Beatriz Tarancón Sánchez
Soy abogada y me licencié en Derecho por la Universidad Autónoma de Madrid en el año 1995. En plena democracia aún estaba vigente el Plan de Estudios aprobado por Decreto del Ministerio de Educación Nacional de 11 de agosto de 1953 (BOE de 29 de agosto de 1953). Yo comencé estos estudios aunque deseaba estudiar Filología Hispánica debido a que un orientador en Secundaria me aconsejó que estudiase una carrera universitaria “con mayores oportunidades profesionales”.
El Plan de Estudios se dividía en cinco años y se trataba básicamente de un sistema de clase magistral donde memorizando leyes, sentencias y los apuntes del profesor podías aprobar fácilmente las asignaturas. Se unían clases prácticas y seminarios específicos que seguían un criterio parecido.
El penúltimo año de carrera por circunstancias personales sufrí una grave depresión. Debido a los efectos que en la manera en que uno se relacionar socialmente tiene este trastorno decidí refugiarme en el estudio de las frías estructuras kelsenianas en que se basa nuestro sistema jurídico, hecho que se veía beneficiado a su vez por el propio sistema pedagógico.

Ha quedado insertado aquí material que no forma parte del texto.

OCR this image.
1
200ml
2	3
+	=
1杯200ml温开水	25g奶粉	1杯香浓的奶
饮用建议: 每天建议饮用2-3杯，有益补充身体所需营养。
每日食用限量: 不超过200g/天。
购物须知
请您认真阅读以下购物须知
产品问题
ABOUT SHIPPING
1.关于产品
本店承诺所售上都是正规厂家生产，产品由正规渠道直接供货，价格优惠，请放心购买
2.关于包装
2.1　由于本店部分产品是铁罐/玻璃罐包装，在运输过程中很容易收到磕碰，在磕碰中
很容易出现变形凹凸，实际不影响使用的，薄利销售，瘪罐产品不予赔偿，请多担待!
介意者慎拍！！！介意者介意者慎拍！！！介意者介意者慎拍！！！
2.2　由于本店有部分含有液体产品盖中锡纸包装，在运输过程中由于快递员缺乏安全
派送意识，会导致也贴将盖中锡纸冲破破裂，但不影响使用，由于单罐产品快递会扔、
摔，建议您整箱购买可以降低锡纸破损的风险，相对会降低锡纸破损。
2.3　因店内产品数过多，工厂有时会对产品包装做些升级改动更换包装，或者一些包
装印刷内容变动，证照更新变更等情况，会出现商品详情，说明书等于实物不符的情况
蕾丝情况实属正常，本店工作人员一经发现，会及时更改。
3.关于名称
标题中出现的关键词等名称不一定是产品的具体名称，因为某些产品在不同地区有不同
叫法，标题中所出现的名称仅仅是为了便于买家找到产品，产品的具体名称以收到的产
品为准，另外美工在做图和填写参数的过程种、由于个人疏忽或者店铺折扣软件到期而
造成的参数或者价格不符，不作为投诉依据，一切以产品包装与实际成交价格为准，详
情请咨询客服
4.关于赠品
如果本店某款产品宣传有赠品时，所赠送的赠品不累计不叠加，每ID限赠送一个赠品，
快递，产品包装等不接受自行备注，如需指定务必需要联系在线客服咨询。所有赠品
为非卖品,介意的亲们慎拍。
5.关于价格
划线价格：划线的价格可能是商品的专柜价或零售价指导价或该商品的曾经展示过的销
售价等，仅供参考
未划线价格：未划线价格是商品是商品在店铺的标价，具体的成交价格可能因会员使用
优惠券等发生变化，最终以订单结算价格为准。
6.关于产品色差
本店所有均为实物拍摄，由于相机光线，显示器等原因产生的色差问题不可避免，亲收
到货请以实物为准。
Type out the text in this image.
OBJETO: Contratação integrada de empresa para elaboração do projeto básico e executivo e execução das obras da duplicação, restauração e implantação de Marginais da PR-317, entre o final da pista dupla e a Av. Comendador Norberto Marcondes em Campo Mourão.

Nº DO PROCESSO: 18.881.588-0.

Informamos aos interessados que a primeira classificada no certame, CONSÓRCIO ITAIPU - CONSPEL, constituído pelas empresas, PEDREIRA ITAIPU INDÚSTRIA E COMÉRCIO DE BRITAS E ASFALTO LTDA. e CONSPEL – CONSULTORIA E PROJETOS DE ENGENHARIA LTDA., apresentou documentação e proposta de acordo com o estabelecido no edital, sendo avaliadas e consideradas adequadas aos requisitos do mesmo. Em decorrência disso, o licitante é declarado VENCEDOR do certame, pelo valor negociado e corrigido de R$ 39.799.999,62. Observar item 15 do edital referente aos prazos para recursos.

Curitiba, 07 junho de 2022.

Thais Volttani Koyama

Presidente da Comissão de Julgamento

El último año de carrera decidí abandonar el ejercicio de la abogacía como profesión y centrarme en los estudios de doctorado, aislándome del contacto social. Dejé al servicio público de Salud Mental que me ayudase con la gestión de mis dificultades emocionales. Por otro lado, en toda la facultad, y en ningún Departamento o Área encontré un servicio de orientación psicológica que me entrenase en el desarrollo de habilidades de relación con clientes o en la gestión de un despacho profesional.
Ni siquiera que orientase en el ejercicio de las materias propias de las áreas de derecho público y privado, civil, mercantil, o laboral y penal.
El alumno simplemente pasaba de la simple memorización de frías estructuras legales al ejercicio de la profesión sin conocer apenas la realidad del día a día de cada área.
Siempre he pensado que la labor de un jurista, la función del Derecho es la de aportar soluciones a los conflictos sociales. Para ello el abogado debe tener la capacidad de relacionarse con su cliente de modo que sea capaz de comprender su situación en perspectiva. Exige un diálogo fluido, una valoración de su situación personal, patrimonial con tal nivel de clarividad mental que le permita ponderar las soluciones más óptimas para su caso.
La casuística en el derecho continental no es algo que se valore por el ordenamiento jurídico porque la configuración kelseniana de los sistemas constitucionales ha creado una imagen poco flexible del jurista como operador con una amplia variedad de institutos y mecanismos para reconducir situaciones conflictivas.
No obstante institutos anglosajones como la mediación y el arbitraje se van abriendo paso en unos sistemas demasiado apegados al foro de Juzgados y Tribunales. La fluidez y flexibilidad que aportan a la composición de intereses tanto sociales como económicos comienza a tenerse en cuenta.
Para ello el estudiante de Derecho debe contar con una amplia formación legal en resolución de conflictos, pero también con buenas aptitudes de comunicación, escucha activa, apoyo emocional, etc. Y éstas últimas no se las incluye en los actuales planes de estudios de Derecho.
Un jurista debe estar en contacto además con otros campos para entender la génesis de los conflictos, como la sociología, la administración y dirección de empresas, las relaciones internacionales, etc.
Y un campo fundamental que no debe perder de vista y que ha quedado relegado a la Filosofía del Derecho es la capacidad de expresarse correctamente por escrito. La capacidad de análisis y de síntexis en la exposición de ideas. La correcta argumentación, el uso óptimo del lenguaje jurídico. La psicología del lenguaje en este sentido puede revelar cómo un abogado con una situación emocional alterada acaba engranando ideas de forma caótica que poco le ayudarán en sus escritos.
La fría ciencia jurídica actual parece olvidar estos aspectos que considero fundamentales porque lo que está en juego son los intereses jurídicos y los derechos de los ciudadanos y es de iustitia que se los deba tener en cuenta.
La autora es Experta en diversidad mental.